7. method according to claim 6, wherein, the described processing conditions information of described workpiece comprises the unlatching period of peak power, pulse energy and the pulse of laser beam pulses.

8. method according to claim 6, further comprises: the described processing conditions information of the described workpiece being provided according to described data server by described controller is determined light beam state and temperature suitable in described laser beam supply unit.

9. method according to claim 8, wherein, described light beam state comprises position, size and the shape of described light beam.

10. method according to claim 6, further comprises: determine that by described controller described temperature information that described device for detecting temperature sends is whether in the scope of the temperature range in setting.
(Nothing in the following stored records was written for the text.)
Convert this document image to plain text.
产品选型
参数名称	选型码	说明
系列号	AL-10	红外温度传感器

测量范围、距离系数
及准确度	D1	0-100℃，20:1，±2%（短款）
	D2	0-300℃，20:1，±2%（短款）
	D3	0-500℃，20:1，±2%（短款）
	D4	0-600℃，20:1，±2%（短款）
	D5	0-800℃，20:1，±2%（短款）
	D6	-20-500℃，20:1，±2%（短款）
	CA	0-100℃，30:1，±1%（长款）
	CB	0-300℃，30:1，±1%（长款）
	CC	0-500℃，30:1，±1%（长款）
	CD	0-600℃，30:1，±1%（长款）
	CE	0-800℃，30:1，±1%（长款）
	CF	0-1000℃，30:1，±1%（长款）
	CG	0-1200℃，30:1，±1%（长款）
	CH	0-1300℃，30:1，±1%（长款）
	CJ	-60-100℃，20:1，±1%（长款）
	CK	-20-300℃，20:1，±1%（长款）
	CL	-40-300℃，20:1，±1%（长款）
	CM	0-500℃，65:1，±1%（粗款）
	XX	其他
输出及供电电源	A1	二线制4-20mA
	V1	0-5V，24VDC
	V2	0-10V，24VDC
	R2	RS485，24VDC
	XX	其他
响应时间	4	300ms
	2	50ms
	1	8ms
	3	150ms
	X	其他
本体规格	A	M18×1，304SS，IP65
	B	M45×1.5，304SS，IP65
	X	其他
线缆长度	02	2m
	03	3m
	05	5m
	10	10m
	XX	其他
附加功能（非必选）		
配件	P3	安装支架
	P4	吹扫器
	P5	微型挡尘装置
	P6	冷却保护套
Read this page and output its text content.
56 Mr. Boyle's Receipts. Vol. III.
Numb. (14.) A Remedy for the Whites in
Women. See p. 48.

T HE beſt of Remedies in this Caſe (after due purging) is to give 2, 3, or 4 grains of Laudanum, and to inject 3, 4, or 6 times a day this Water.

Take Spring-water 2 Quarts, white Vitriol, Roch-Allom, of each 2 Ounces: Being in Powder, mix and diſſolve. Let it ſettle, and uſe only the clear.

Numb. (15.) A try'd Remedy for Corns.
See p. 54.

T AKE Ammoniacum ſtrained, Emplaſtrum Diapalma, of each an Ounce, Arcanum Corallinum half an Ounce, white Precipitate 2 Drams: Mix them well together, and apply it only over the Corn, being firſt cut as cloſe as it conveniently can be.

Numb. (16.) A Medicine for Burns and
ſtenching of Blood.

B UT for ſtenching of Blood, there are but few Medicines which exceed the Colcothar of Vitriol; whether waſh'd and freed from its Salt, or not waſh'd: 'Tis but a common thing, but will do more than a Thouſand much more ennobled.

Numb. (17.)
11. methods according to claim 10, wherein, as described definite result, the described temperature information sending from described device for detecting temperature is not in the temperature range in described setting time, described controller control so that idle time elongated or shorten, wherein, be the unexposed time period on workpiece time of described laser beam pulses described idle time.

12. methods according to claim 6, further comprise: calculate pulse duration according to setting pulse energy, and the described pulse duration calculating is provided to described trigger impulse maker, and wherein, described pulse duration is the unlatching period of described trigger impulse.

13. methods according to claim 6, wherein, calculate described idle time according to following equation:

Lt=Pw×（1–Dc）/Dc

Wherein, Lt represents described idle time, the described pulse duration of time period when Pw represents as described laser beam lithography on workpiece, and Dc represents duty ratio.